Was in der Schweiz gilt
Wer Pflanzenschutzmittel beruflich ausbringt, braucht in der Schweiz eine Fachbewilligung, einen amtlichen Sachkundenachweis. Ein seriöser Betrieb weist sie auf Nachfrage aus.
Eingesetzt werden dürfen ausserdem nur Mittel, die für die jeweilige Kultur zugelassen sind. Welche das sind, steht im Pflanzenschutzmittelverzeichnis des Bundes. Bei Gemüse und Obst gilt zusätzlich eine Wartefrist zwischen Behandlung und Ernte, die auf dem Produkt vermerkt ist.
Für Bienen und andere Bestäuber gelten Anwendungsauflagen, etwa das Verbot, blühende Pflanzen zu behandeln. Die Hintergründe dazu führt das Bundesamt für Umwelt aus.
Achtung bei Gemüse und Beeren: Lassen Sie sich vor der Behandlung sagen, welches Mittel eingesetzt wird und wie lange die Wartefrist bis zur Ernte dauert. Sie liegt je nach Produkt zwischen wenigen Tagen und mehreren Wochen. Wer das erst hinterher fragt, verliert im schlimmsten Fall die ganze Ernte.

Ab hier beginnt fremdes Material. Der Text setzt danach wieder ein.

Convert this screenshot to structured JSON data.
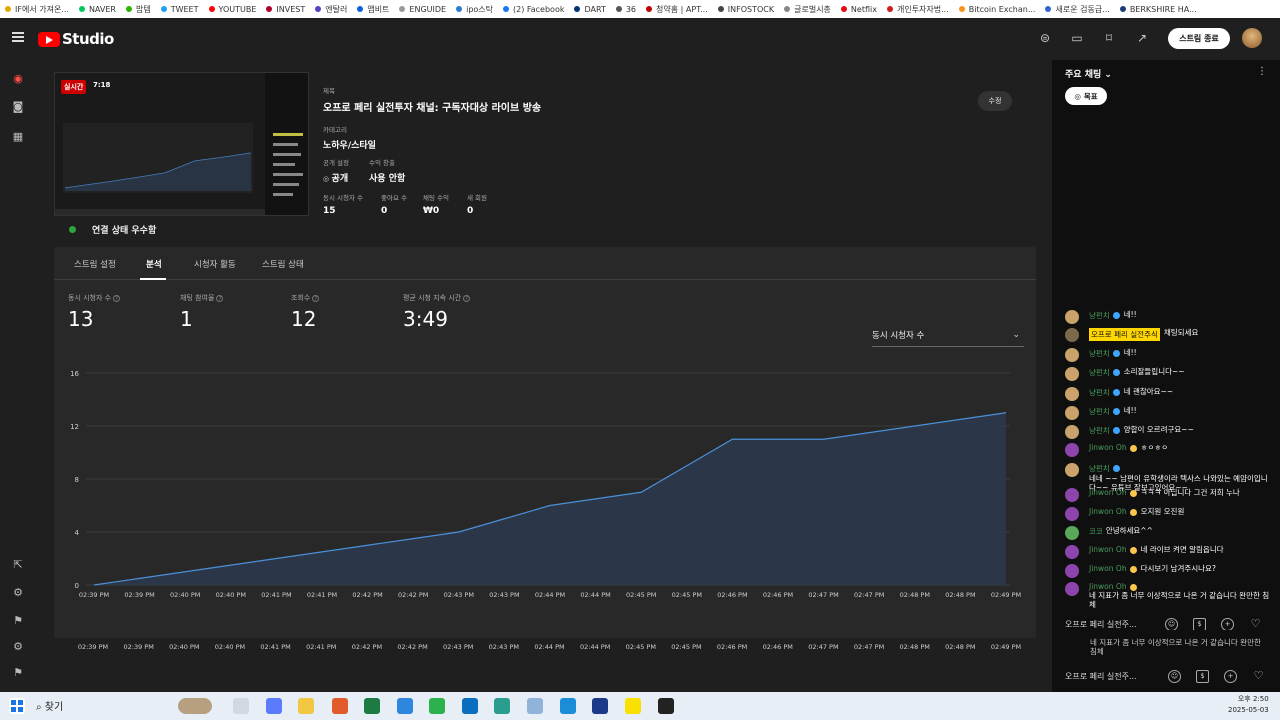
{
  "bookmarks": [
    {
      "label": "IF에서 가져온...",
      "color": "#e0a800"
    },
    {
      "label": "NAVER",
      "color": "#03c75a"
    },
    {
      "label": "밥템",
      "color": "#2db400"
    },
    {
      "label": "TWEET",
      "color": "#1da1f2"
    },
    {
      "label": "YOUTUBE",
      "color": "#ff0000"
    },
    {
      "label": "INVEST",
      "color": "#b0002a"
    },
    {
      "label": "엔탈러",
      "color": "#5a3fc0"
    },
    {
      "label": "앱비트",
      "color": "#0a5fdb"
    },
    {
      "label": "ENGUIDE",
      "color": "#999999"
    },
    {
      "label": "ipo스탁",
      "color": "#2b7bd6"
    },
    {
      "label": "(2) Facebook",
      "color": "#1877f2"
    },
    {
      "label": "DART",
      "color": "#003478"
    },
    {
      "label": "36",
      "color": "#555555"
    },
    {
      "label": "청약홈 | APT...",
      "color": "#c00000"
    },
    {
      "label": "INFOSTOCK",
      "color": "#444444"
    },
    {
      "label": "글로벌시총",
      "color": "#888888"
    },
    {
      "label": "Netflix",
      "color": "#e50914"
    },
    {
      "label": "개인투자자법...",
      "color": "#d01c1c"
    },
    {
      "label": "Bitcoin Exchan...",
      "color": "#f7931a"
    },
    {
      "label": "새로운 검동급...",
      "color": "#3366cc"
    },
    {
      "label": "BERKSHIRE HA...",
      "color": "#1a3d7a"
    }
  ],
  "header": {
    "logo_text": "Studio",
    "end_stream_label": "스트림 종료"
  },
  "stream": {
    "live_label": "실시간",
    "duration": "7:18",
    "title_label": "제목",
    "title": "오프로 페리 실전투자 채널: 구독자대상 라이브 방송",
    "category_label": "카테고리",
    "category": "노하우/스타일",
    "visibility_label": "공개 설정",
    "visibility": "공개",
    "monetization_label": "수익 창출",
    "monetization": "사용 안함",
    "stats": [
      {
        "label": "동시 시청자 수",
        "value": "15"
      },
      {
        "label": "좋아요 수",
        "value": "0"
      },
      {
        "label": "채팅 수익",
        "value": "₩0"
      },
      {
        "label": "새 회원",
        "value": "0"
      }
    ],
    "edit_label": "수정",
    "connection": "연결 상태 우수함"
  },
  "tabs": [
    "스트림 설정",
    "분석",
    "시청자 활동",
    "스트림 상태"
  ],
  "metrics": [
    {
      "label": "동시 시청자 수",
      "value": "13"
    },
    {
      "label": "채팅 참여율",
      "value": "1"
    },
    {
      "label": "조회수",
      "value": "12"
    },
    {
      "label": "평균 시청 지속 시간",
      "value": "3:49"
    }
  ],
  "dropdown": {
    "selected": "동시 시청자 수"
  },
  "chart_data": {
    "type": "area",
    "x": [
      "02:39 PM",
      "02:39 PM",
      "02:40 PM",
      "02:40 PM",
      "02:41 PM",
      "02:41 PM",
      "02:42 PM",
      "02:42 PM",
      "02:43 PM",
      "02:43 PM",
      "02:44 PM",
      "02:44 PM",
      "02:45 PM",
      "02:45 PM",
      "02:46 PM",
      "02:46 PM",
      "02:47 PM",
      "02:47 PM",
      "02:48 PM",
      "02:48 PM",
      "02:49 PM"
    ],
    "y": [
      0,
      0.5,
      1,
      1.5,
      2,
      2.5,
      3,
      3.5,
      4,
      5,
      6,
      6.5,
      7,
      9,
      11,
      11,
      11,
      11.5,
      12,
      12.5,
      13
    ],
    "yticks": [
      0,
      4,
      8,
      12,
      16
    ],
    "ylim": [
      0,
      16
    ],
    "line_color": "#4a90d9",
    "fill_color": "#2b3a4d",
    "grid": true
  },
  "chat": {
    "header": "주요 채팅",
    "goal_chip": "목표",
    "messages": [
      {
        "author": "냥펀치",
        "text": "네!!",
        "avatar": "#c9a36b",
        "badge": "blue"
      },
      {
        "author": "오프로 페리 실전주식",
        "text": "채팅되세요",
        "avatar": "#7a6a4a",
        "owner": true
      },
      {
        "author": "냥펀치",
        "text": "네!!",
        "avatar": "#c9a36b",
        "badge": "blue"
      },
      {
        "author": "냥펀치",
        "text": "소리잘들립니다~~",
        "avatar": "#c9a36b",
        "badge": "blue"
      },
      {
        "author": "냥펀치",
        "text": "네 괜찮아요~~",
        "avatar": "#c9a36b",
        "badge": "blue"
      },
      {
        "author": "냥펀치",
        "text": "네!!",
        "avatar": "#c9a36b",
        "badge": "blue"
      },
      {
        "author": "냥펀치",
        "text": "양합이 오르려구요~~",
        "avatar": "#c9a36b",
        "badge": "blue"
      },
      {
        "author": "Jinwon Oh",
        "text": "ㅎㅇㅎㅇ",
        "avatar": "#8e44ad",
        "badge": "gold"
      },
      {
        "author": "냥펀치",
        "text": "네네 ~~ 남편이 유학생이라 텍사스 나와있는 예얌이입니다~~ 유튜브 잘보고있어요~~",
        "avatar": "#c9a36b",
        "badge": "blue"
      },
      {
        "author": "Jinwon Oh",
        "text": "ㅋㅋㅋ 아닙니다 그건 저희 누나",
        "avatar": "#8e44ad",
        "badge": "gold"
      },
      {
        "author": "Jinwon Oh",
        "text": "오지원 오진원",
        "avatar": "#8e44ad",
        "badge": "gold"
      },
      {
        "author": "코코",
        "text": "안녕하세요^^",
        "avatar": "#5aa85a"
      },
      {
        "author": "Jinwon Oh",
        "text": "네 라이브 켜면 알림옵니다",
        "avatar": "#8e44ad",
        "badge": "gold"
      },
      {
        "author": "Jinwon Oh",
        "text": "다시보기 남겨주시나요?",
        "avatar": "#8e44ad",
        "badge": "gold"
      },
      {
        "author": "Jinwon Oh",
        "text": "네 지표가 좀 너무 이상적으로 나온 거 같습니다 완만한 침체",
        "avatar": "#8e44ad",
        "badge": "gold"
      }
    ],
    "input_placeholder": "오프로 페리 실전주...",
    "dup_text": "네 지표가 좀 너무 이상적으로 나온 거 같습니다 완만한 침체",
    "dup_input": "오프로 페리 실전주..."
  },
  "taskbar": {
    "search": "찾기",
    "time": "오후 2:50",
    "date": "2025-05-03"
  }
}
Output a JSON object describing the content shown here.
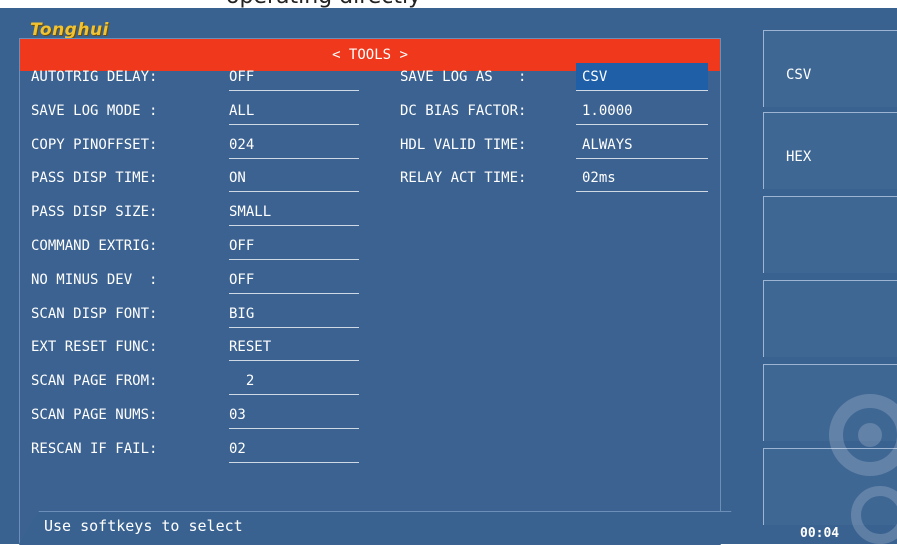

Halten Sie diese Angaben schriftlich fest, am besten direkt in der Offerte. Bei einem zweiten Durchgang beginnt die Frist von neuem.
Blattläuse bekämpfen lassen oder selbst behandeln?
Ein junger Befall an wenigen Pflanzen ist kein Fall für einen Auftrag. Wasserstrahl und Kernseifenlösung reichen meist aus, wenn Sie früh dran sind.
Wichtig ist dabei nur, dass Sie zwei- bis dreimal nachbehandeln. Eine einzelne Anwendung erwischt nie alle Tiere.
Wie das im Einzelnen geht, welche Hausmittel wirken und welche nicht, steht in unserem Ratgeber Blattläuse bekämpfen.
Ein Betrieb lohnt sich, sobald der Befall über mehrere Pflanzen reicht oder trotz Behandlung zurückkommt.